第11章 ターニング
「残念ながら、もう手遅れだ。ブラネ女王はすでに王女様から召喚獣の力を抽出済みだよ」
「そんな……」
足の力が抜けてその場に座り込んだ私を受け止めるように、クジャは私の両肩を抱いた。
「君が責任を感じる必要はない。もうガーネット姫のことは忘れるんだ」
私を包み込むような声が頭上から降ってくる。
その声色は柔らかく、本当に私のことを愛しんでいるようだった。
「大丈夫、時間はかかるかもしれないけど、きっと忘れさせてあげる」
「はなして……」
忘れるなんて、そんな無責任なことできない。
ダガーにはこの世界に来て本当に色々お世話になった。
どうしたってダガーには幸せになってほしい。
私が無理やりクジャから体を離すと、彼はしょうがないというように息をはいた。
「もうそろそろ準備ができる。
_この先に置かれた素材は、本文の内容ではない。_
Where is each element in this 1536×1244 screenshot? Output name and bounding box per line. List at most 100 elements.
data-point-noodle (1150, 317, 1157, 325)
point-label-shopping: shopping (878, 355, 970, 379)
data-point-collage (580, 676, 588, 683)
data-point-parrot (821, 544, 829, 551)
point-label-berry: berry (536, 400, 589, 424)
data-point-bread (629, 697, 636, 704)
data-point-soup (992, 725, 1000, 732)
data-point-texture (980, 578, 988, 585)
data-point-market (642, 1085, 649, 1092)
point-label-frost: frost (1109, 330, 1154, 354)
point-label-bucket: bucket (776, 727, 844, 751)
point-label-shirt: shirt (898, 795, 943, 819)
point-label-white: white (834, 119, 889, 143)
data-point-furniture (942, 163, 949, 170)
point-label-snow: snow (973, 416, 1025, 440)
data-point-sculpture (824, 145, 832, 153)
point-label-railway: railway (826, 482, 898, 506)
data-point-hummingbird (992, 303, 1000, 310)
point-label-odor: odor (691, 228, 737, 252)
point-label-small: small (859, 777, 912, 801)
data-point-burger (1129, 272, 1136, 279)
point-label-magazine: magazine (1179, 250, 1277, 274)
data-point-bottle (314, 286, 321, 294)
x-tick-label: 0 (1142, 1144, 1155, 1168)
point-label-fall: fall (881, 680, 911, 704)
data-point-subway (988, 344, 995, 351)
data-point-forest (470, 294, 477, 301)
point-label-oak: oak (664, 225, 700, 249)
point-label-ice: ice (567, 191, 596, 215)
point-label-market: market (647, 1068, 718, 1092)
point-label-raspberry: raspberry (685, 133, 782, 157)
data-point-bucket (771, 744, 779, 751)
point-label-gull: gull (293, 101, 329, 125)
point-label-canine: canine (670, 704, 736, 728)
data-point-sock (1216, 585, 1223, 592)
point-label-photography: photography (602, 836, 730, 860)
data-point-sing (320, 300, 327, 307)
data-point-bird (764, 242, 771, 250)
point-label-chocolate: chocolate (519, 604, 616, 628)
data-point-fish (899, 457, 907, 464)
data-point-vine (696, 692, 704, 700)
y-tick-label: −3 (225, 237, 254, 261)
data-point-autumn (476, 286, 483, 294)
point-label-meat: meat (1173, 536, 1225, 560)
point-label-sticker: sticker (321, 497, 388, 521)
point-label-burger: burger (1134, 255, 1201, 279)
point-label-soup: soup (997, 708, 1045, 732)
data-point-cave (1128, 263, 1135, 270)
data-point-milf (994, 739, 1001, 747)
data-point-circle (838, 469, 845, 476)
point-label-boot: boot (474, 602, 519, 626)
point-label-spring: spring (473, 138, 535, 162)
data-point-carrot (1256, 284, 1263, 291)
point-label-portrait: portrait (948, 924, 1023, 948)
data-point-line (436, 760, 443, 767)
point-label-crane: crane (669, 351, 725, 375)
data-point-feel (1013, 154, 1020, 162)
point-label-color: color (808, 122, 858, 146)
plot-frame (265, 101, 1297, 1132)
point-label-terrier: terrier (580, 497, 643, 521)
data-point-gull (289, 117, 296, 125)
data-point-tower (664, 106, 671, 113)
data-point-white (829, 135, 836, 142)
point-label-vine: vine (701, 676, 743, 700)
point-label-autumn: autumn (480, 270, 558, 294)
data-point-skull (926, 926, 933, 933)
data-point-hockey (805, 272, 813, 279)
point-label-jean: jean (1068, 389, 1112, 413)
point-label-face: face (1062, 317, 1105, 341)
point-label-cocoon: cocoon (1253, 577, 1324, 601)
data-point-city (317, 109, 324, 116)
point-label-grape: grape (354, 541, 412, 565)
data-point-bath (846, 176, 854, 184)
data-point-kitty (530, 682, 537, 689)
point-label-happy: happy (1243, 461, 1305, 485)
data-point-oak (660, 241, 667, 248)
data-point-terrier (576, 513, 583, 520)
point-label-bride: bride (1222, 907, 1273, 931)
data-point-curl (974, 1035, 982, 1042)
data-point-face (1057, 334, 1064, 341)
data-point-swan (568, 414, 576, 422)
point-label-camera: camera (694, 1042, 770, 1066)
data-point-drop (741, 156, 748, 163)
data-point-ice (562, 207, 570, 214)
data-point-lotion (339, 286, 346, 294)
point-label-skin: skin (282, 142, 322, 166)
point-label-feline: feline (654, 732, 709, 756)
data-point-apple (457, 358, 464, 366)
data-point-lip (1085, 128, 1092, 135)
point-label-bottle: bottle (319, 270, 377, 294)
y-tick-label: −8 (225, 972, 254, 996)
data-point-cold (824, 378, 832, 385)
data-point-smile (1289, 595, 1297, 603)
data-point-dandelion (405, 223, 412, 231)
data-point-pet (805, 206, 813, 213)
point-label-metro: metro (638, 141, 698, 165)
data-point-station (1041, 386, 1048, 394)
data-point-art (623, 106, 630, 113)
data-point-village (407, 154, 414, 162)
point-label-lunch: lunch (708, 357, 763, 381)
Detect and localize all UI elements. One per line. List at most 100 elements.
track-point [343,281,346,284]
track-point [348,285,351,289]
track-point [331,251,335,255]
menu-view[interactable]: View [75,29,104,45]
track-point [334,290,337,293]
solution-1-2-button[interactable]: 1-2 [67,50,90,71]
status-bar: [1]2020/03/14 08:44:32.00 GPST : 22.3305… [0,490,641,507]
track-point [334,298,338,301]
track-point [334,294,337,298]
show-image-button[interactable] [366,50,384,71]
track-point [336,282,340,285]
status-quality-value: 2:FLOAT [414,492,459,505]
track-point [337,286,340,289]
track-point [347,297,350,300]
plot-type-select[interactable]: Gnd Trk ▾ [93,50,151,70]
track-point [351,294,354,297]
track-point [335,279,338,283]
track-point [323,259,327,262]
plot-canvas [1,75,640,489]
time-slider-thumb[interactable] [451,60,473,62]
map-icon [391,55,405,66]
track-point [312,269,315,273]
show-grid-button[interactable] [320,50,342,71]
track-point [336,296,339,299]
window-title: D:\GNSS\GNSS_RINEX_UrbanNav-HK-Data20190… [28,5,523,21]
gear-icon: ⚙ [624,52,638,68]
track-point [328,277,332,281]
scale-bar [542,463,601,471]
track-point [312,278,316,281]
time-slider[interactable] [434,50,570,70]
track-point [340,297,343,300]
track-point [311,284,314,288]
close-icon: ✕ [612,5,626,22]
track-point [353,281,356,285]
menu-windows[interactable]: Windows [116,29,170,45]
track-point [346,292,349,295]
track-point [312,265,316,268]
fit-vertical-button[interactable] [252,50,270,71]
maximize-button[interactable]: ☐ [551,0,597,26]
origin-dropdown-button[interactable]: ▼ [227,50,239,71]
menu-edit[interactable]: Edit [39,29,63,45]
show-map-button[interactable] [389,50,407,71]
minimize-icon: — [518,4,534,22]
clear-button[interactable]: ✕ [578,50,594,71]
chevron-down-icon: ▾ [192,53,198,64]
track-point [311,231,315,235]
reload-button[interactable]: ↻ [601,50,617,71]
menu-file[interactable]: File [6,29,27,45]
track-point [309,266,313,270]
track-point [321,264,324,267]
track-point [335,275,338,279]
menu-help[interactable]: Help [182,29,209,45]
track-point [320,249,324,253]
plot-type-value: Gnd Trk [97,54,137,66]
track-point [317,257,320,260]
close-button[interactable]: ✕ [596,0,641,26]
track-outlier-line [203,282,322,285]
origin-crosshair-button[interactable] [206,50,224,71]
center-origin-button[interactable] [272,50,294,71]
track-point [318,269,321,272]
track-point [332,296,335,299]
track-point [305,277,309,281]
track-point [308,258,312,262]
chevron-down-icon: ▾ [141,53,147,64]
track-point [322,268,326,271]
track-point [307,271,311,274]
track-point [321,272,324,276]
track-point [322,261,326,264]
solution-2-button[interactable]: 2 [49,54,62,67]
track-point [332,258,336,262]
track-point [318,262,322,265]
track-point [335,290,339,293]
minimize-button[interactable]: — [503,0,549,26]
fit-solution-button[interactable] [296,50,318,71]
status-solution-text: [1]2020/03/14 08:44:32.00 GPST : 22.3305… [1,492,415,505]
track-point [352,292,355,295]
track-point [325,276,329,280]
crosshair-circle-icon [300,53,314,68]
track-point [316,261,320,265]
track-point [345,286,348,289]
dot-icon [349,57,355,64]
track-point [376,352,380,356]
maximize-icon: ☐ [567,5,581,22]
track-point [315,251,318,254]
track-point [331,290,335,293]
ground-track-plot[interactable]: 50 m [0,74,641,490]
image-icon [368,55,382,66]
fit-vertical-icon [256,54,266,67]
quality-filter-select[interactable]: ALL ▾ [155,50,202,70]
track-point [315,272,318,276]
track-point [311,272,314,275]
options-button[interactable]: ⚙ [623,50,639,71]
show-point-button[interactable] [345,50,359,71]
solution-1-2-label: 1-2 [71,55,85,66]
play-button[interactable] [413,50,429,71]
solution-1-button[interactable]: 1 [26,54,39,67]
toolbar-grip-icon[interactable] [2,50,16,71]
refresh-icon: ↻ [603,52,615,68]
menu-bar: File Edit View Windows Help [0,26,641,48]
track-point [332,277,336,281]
次君に会いにくるのは、君がここから出るときになるだろう」
近くで立ち上がる気配がすると、すぐに靴音が遠ざかっていくのがわかった。
一人の空間になって、考える。
私に何ができるだろう。
このままブラネ女王の思い通りにしていたら、この世界がめちゃくちゃになっちゃう。
ブラネ女王を殺す?
ううん、それはきっとダガーが悲しむ。
だったらブラネ女王を改心させる以外に方法はない。
元々は優しい人だって言ってたし、きっと止めることはできるはず。
そもそもブラネ女王を手引きしているクジャをどうにかしないと。
そこまで考えて、はっとした。
どうして私、今まで普通にクジャと話してたんだろう。
「だって、なんか、クジャが優しいから……」
クジャの私に対する声は、なんだか気を許しているみたいで、話しているとこちらまで気が抜けてしまうのだ。
いけない、気を引き締めないと。
都合がいいことに、クジャは私のことを近いうちに開放してくれるみたいだし、そしたら、クジャを……。
そう考えると、少し胸のあたりがもやっとした。
この数日、クジャとばかり話していたからか、そんなに悪い人じゃないんじゃないかって気持ちが私の中で芽生えてしまっているんだ。
いけない、気持ちを切り替えないと。
「でも、どうしてクジャは私を気にかけてくれるんだろう」
そこまで考えて、私は思考を切り替えようと、再び頭をふった。